The ability of an AI system to appropriately calibrate and execute its expected functions needs to be quantified. The ability of the AI system to deliver as promised contributes to human trust of autonomous systems (Sheridan and Parasuraman, 2005). Trust of others, either human team members or AI systems, is an experiential, asymmetric process based on whether the actor meets/exceeds or falls short of performance demands compared to performance expectations. For example, an analog watch has a limited range of functions and performance capabilities compared to a modern software-enabled smartwatch; however, trust in the analog watch is not based on its performance of complex smartwatch operations, but on its ability to perform its required function of displaying time accurately. Therefore, a relevant performance (and model-optimizing) measure for an AI system might be its over-promise rate (OPR), defined as the number and variety of situations in which its level of automation, expertise, or support performance does not meet expectations, expressed as a fraction of the total number of relevant human-AI task situations in which the AI system is involved. Both a reduction in expectations and an increase in AI capability can reduce an OPR to an ideal minimum, close to zero.
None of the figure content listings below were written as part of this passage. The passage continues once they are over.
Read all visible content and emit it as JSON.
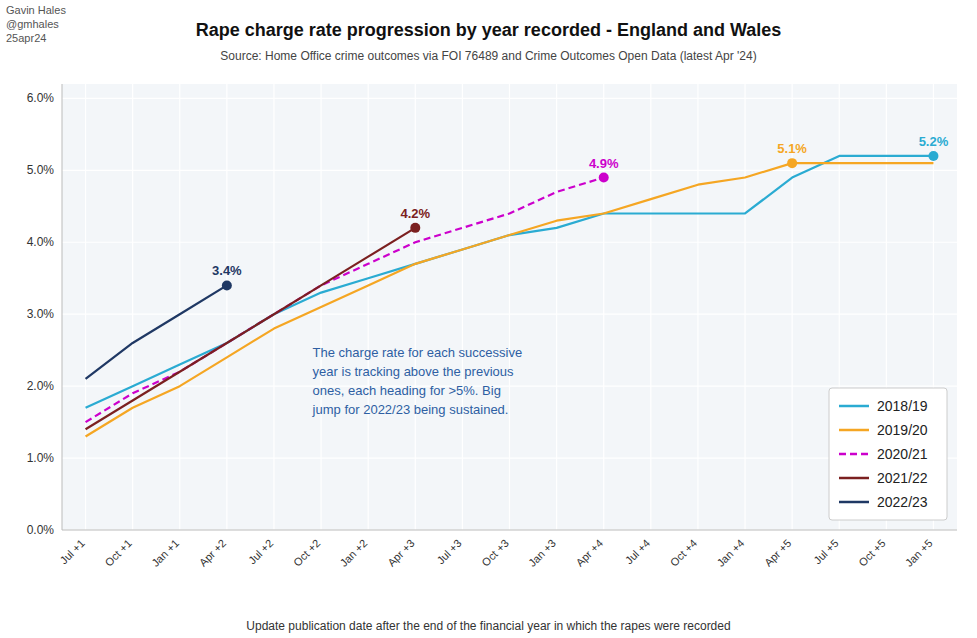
{
  "chart_data": {
    "type": "line",
    "title": "Rape charge rate progression by year recorded - England and Wales",
    "subtitle": "Source: Home Office crime outcomes via FOI 76489 and Crime Outcomes Open Data (latest Apr '24)",
    "x_label": "Update publication date after the end of the financial year in which the rapes were recorded",
    "annotations": [
      "The charge rate for each successive\nyear is tracking above the previous\nones, each heading for >5%. Big\njump for 2022/23 being sustained.",
      "Gavin Hales\n@gmhales\n25apr24"
    ],
    "categories": [
      "Jul +1",
      "Oct +1",
      "Jan +1",
      "Apr +2",
      "Jul +2",
      "Oct +2",
      "Jan +2",
      "Apr +3",
      "Jul +3",
      "Oct +3",
      "Jan +3",
      "Apr +4",
      "Jul +4",
      "Oct +4",
      "Jan +4",
      "Apr +5",
      "Jul +5",
      "Oct +5",
      "Jan +5"
    ],
    "series": [
      {
        "name": "2018/19",
        "color": "#2AABD2",
        "line_style": "solid",
        "values": [
          0.017,
          0.02,
          0.023,
          0.026,
          0.03,
          0.033,
          0.035,
          0.037,
          0.039,
          0.041,
          0.042,
          0.044,
          0.044,
          0.044,
          0.044,
          0.049,
          0.052,
          0.052,
          0.052
        ],
        "value_labels": [
          null,
          null,
          null,
          null,
          null,
          null,
          null,
          null,
          null,
          null,
          null,
          null,
          null,
          null,
          null,
          null,
          null,
          null,
          "5.2%"
        ]
      },
      {
        "name": "2019/20",
        "color": "#F5A623",
        "line_style": "solid",
        "values": [
          0.013,
          0.017,
          0.02,
          0.024,
          0.028,
          0.031,
          0.034,
          0.037,
          0.039,
          0.041,
          0.043,
          0.044,
          0.046,
          0.048,
          0.049,
          0.051,
          0.051,
          0.051,
          0.051
        ],
        "value_labels": [
          null,
          null,
          null,
          null,
          null,
          null,
          null,
          null,
          null,
          null,
          null,
          null,
          null,
          null,
          null,
          "5.1%",
          null,
          null,
          null
        ]
      },
      {
        "name": "2020/21",
        "color": "#CC00CC",
        "line_style": "dashed",
        "values": [
          0.015,
          0.019,
          0.022,
          0.026,
          0.03,
          0.034,
          0.037,
          0.04,
          0.042,
          0.044,
          0.047,
          0.049,
          null,
          null,
          null,
          null,
          null,
          null,
          null
        ],
        "value_labels": [
          null,
          null,
          null,
          null,
          null,
          null,
          null,
          null,
          null,
          null,
          null,
          "4.9%",
          null,
          null,
          null,
          null,
          null,
          null,
          null
        ]
      },
      {
        "name": "2021/22",
        "color": "#7B2020",
        "line_style": "solid",
        "values": [
          0.014,
          0.018,
          0.022,
          0.026,
          0.03,
          0.034,
          0.038,
          0.042,
          null,
          null,
          null,
          null,
          null,
          null,
          null,
          null,
          null,
          null,
          null
        ],
        "value_labels": [
          null,
          null,
          null,
          null,
          null,
          null,
          null,
          "4.2%",
          null,
          null,
          null,
          null,
          null,
          null,
          null,
          null,
          null,
          null,
          null
        ]
      },
      {
        "name": "2022/23",
        "color": "#1F3864",
        "line_style": "solid",
        "values": [
          0.021,
          0.026,
          0.03,
          0.034,
          null,
          null,
          null,
          null,
          null,
          null,
          null,
          null,
          null,
          null,
          null,
          null,
          null,
          null,
          null
        ],
        "value_labels": [
          null,
          null,
          null,
          "3.4%",
          null,
          null,
          null,
          null,
          null,
          null,
          null,
          null,
          null,
          null,
          null,
          null,
          null,
          null,
          null
        ]
      }
    ],
    "ylim": [
      0.0,
      0.062
    ],
    "yticks": [
      {
        "value": 0.0,
        "label": "0.0%"
      },
      {
        "value": 0.01,
        "label": "1.0%"
      },
      {
        "value": 0.02,
        "label": "2.0%"
      },
      {
        "value": 0.03,
        "label": "3.0%"
      },
      {
        "value": 0.04,
        "label": "4.0%"
      },
      {
        "value": 0.05,
        "label": "5.0%"
      },
      {
        "value": 0.06,
        "label": "6.0%"
      }
    ],
    "grid": true,
    "data_labels": true,
    "legend": "lower right"
  }
}
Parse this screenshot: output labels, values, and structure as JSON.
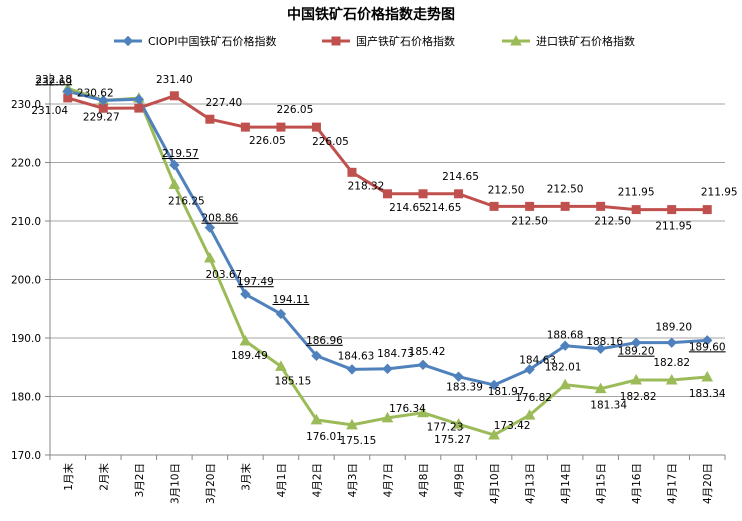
{
  "chart_data": {
    "type": "line",
    "title": "中国铁矿石价格指数走势图",
    "xlabel": "",
    "ylabel": "",
    "ylim": [
      170,
      230
    ],
    "yticks": [
      "170.0",
      "180.0",
      "190.0",
      "200.0",
      "210.0",
      "220.0",
      "230.0"
    ],
    "grid": "horizontal",
    "legend_position": "top",
    "categories": [
      "1月末",
      "2月末",
      "3月2日",
      "3月10日",
      "3月20日",
      "3月末",
      "4月1日",
      "4月2日",
      "4月3日",
      "4月7日",
      "4月8日",
      "4月9日",
      "4月10日",
      "4月13日",
      "4月14日",
      "4月15日",
      "4月16日",
      "4月17日",
      "4月20日"
    ],
    "series": [
      {
        "name": "CIOPI中国铁矿石价格指数",
        "color": "#4f81bd",
        "marker": "diamond",
        "values": [
          232.18,
          230.62,
          230.8,
          219.57,
          208.86,
          197.49,
          194.11,
          186.96,
          184.63,
          184.73,
          185.42,
          183.39,
          181.97,
          184.63,
          188.68,
          188.16,
          189.2,
          189.2,
          189.6
        ],
        "labels": [
          "232.18",
          "230.62",
          "",
          "219.57",
          "208.86",
          "197.49",
          "194.11",
          "186.96",
          "184.63",
          "184.73",
          "185.42",
          "183.39",
          "181.97",
          "184.63",
          "188.68",
          "188.16",
          "189.20",
          "189.20",
          "189.60"
        ]
      },
      {
        "name": "国产铁矿石价格指数",
        "color": "#c0504d",
        "marker": "square",
        "values": [
          231.04,
          229.27,
          229.3,
          231.4,
          227.4,
          226.05,
          226.05,
          226.05,
          218.32,
          214.65,
          214.65,
          214.65,
          212.5,
          212.5,
          212.5,
          212.5,
          211.95,
          211.95,
          211.95
        ],
        "labels": [
          "231.04",
          "229.27",
          "",
          "231.40",
          "227.40",
          "226.05",
          "226.05",
          "226.05",
          "218.32",
          "214.65",
          "214.65",
          "214.65",
          "212.50",
          "212.50",
          "212.50",
          "212.50",
          "211.95",
          "211.95",
          "211.95"
        ]
      },
      {
        "name": "进口铁矿石价格指数",
        "color": "#9bbb59",
        "marker": "triangle",
        "values": [
          232.69,
          230.62,
          231.0,
          216.25,
          203.67,
          189.49,
          185.15,
          176.01,
          175.15,
          176.34,
          177.23,
          175.27,
          173.42,
          176.82,
          182.01,
          181.34,
          182.82,
          182.82,
          183.34
        ],
        "labels": [
          "232.69",
          "",
          "",
          "216.25",
          "203.67",
          "189.49",
          "185.15",
          "176.01",
          "175.15",
          "176.34",
          "177.23",
          "175.27",
          "173.42",
          "176.82",
          "182.01",
          "181.34",
          "182.82",
          "182.82",
          "183.34"
        ]
      }
    ]
  }
}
This conceptualization of OPR is in opposition to a marketing-based AI approach, in which proposed expectations for system performance are intentionally set high to increase the probability of research funding or product purchase. However, in the proposed area of multi-domain operations, an OPR rate based on well-calibrated expectations is far more likely to engender trust and effective overall human-AI team performance.
Research Objective 2-4: Human-AI Team Models.
Predictive models of human-AI performance are needed to provide quantitative predictions of operator performance and interaction in both routine and failure conditions (Kaber, 2018). These models would do well to build on existing modeling approaches to specifically address design decisions for the human-AI interaction (Kaber, 2018; Sebok and Wickens, 2017). Computational models of human-AI team performance need to be developed to quantify expected performance outcomes along relevant metrics, and across relevant team compositions, characteristics, processes, and designs. These models would benefit from a consideration of both normal and unexpected events (outside of AI training sets), as well as issues of situation awareness, trust, and the potential for both human and AI biases.
Teaming provides significant performance advantages that go beyond the aggregation of individual teammate performances. Given sufficient levels of team intelligence, including the processes, knowledge structures, and behaviors necessary to promote effective teamwork, humans can team with AI systems to achieve these benefits. Methods for promoting effective teaming between humans and AI systems need to be captured in both descriptive and computational models that can quantify the nature of human-AI team performance, its constituent components, and outcome metrics that capture team dynamics, uncertainty resolution, and the ability to meet performance expectations.
1 The ratio parameter should have a maximum acceptable level much less than 1.0.